The Cue robot for middle school, and its companion apps and resources, are part of a joint effort between Wonder Workshop and Microsoft to inspire creativity and creative problem-solving among young people. Cue’s new coding experience was built on MakeCode, Microsoft’s open source platform, and allows students to easily transition from block-based to text-based coding. The Cue for Education app is now available for Windows 10, with support for Chromebooks coming in March.

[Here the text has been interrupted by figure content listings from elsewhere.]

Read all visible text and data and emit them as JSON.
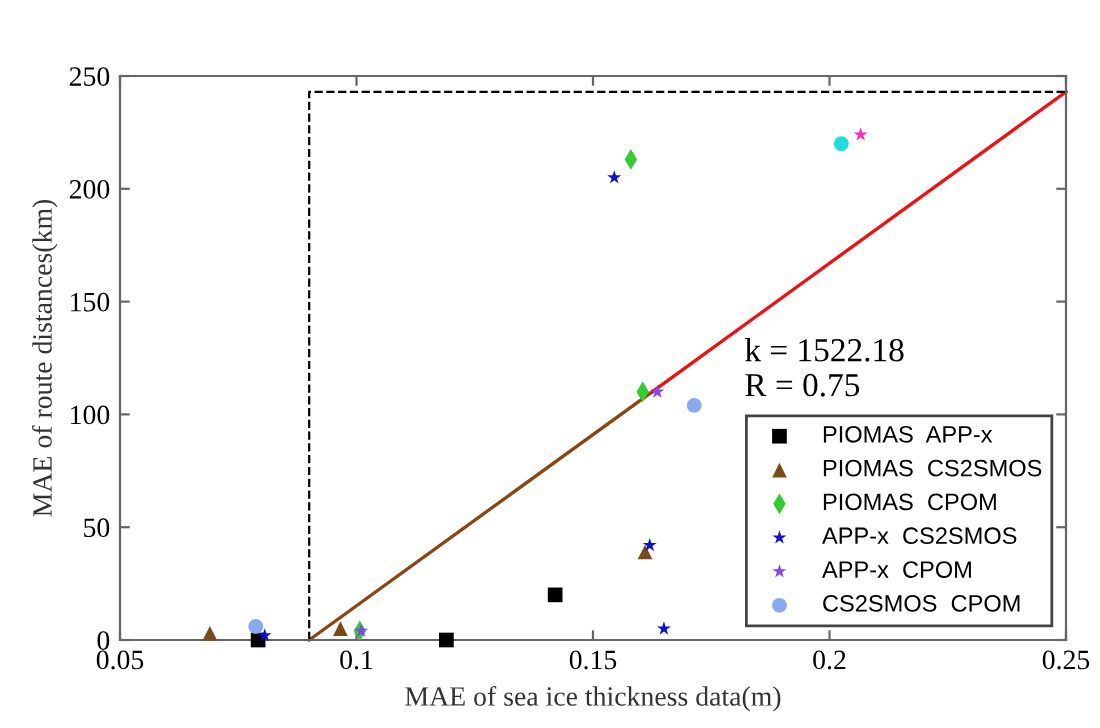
{
  "chart_data": {
    "type": "scatter",
    "xlabel": "MAE of sea ice thickness data(m)",
    "ylabel": "MAE of route distances(km)",
    "xlim": [
      0.05,
      0.25
    ],
    "xticks": [
      0.05,
      0.1,
      0.15,
      0.2,
      0.25
    ],
    "ylim": [
      0,
      250
    ],
    "yticks": [
      0,
      50,
      100,
      150,
      200,
      250
    ],
    "grid": false,
    "legend": "bottom right",
    "annotations": [
      "k = 1522.18\nR = 0.75"
    ],
    "series": [
      {
        "name": "PIOMAS  APP-x",
        "color": "#000000",
        "marker": "square",
        "x": [
          0.0792,
          0.119,
          0.142
        ],
        "values": [
          0,
          0,
          20
        ]
      },
      {
        "name": "PIOMAS  CS2SMOS",
        "color": "#7a4a1a",
        "marker": "triangle",
        "x": [
          0.069,
          0.0966,
          0.161
        ],
        "values": [
          3,
          5,
          39
        ]
      },
      {
        "name": "PIOMAS  CPOM",
        "color": "#33cc33",
        "marker": "diamond",
        "x": [
          0.1007,
          0.1605,
          0.158
        ],
        "values": [
          4,
          110,
          213
        ]
      },
      {
        "name": "APP-x  CS2SMOS",
        "color": "#1010cc",
        "marker": "star",
        "x": [
          0.0806,
          0.162,
          0.165,
          0.1545
        ],
        "values": [
          2,
          42,
          5,
          205
        ]
      },
      {
        "name": "APP-x  CPOM",
        "color": "#8844ee",
        "marker": "star",
        "x": [
          0.101,
          0.1636,
          0.2066
        ],
        "values": [
          4,
          110,
          224
        ],
        "colors": [
          "#8844ee",
          "#8844ee",
          "#ee33cc"
        ]
      },
      {
        "name": "CS2SMOS  CPOM",
        "color": "#88aaee",
        "marker": "circle",
        "x": [
          0.0787,
          0.1714,
          0.2025
        ],
        "values": [
          6,
          104,
          220
        ],
        "colors": [
          "#88aaee",
          "#88aaee",
          "#22dddd"
        ]
      },
      {
        "type": "line",
        "color": "#8b4513",
        "line_style": "solid",
        "x": [
          0.09,
          0.1625
        ],
        "values": [
          0,
          110
        ]
      },
      {
        "type": "line",
        "color": "#ee1111",
        "line_style": "solid",
        "x": [
          0.1625,
          0.25
        ],
        "values": [
          110,
          243
        ]
      },
      {
        "type": "line",
        "color": "#000000",
        "line_style": "dashed",
        "x": [
          0.09,
          0.09,
          0.25
        ],
        "values": [
          0,
          243,
          243
        ]
      }
    ]
  }
}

“Providing students with inspiring tools is crucial to fostering a love for learning. Our CleverBots are on a mission to create a meaningful, engaging learning experience for students of all ages,” said Vikas Gupta, CEO and co-founder of Wonder Workshop. “With the introduction of Cue for Education and a curriculum designed for middle school students, we are taking the next step in providing today’s kids with the absolutely critical skills parents, lawmakers, and schools now see as necessary to compete in tomorrow’s job market.”
“We see tremendous value in Wonder Workshop’s robots and are thrilled that our open source platform plays a key role in this innovative way of inspiring creative problem-solving, and this solution is now available in the Windows 10 Store” – Dan Rosenstein, Principal Program Manager, Windows and Devices Group, at Microsoft.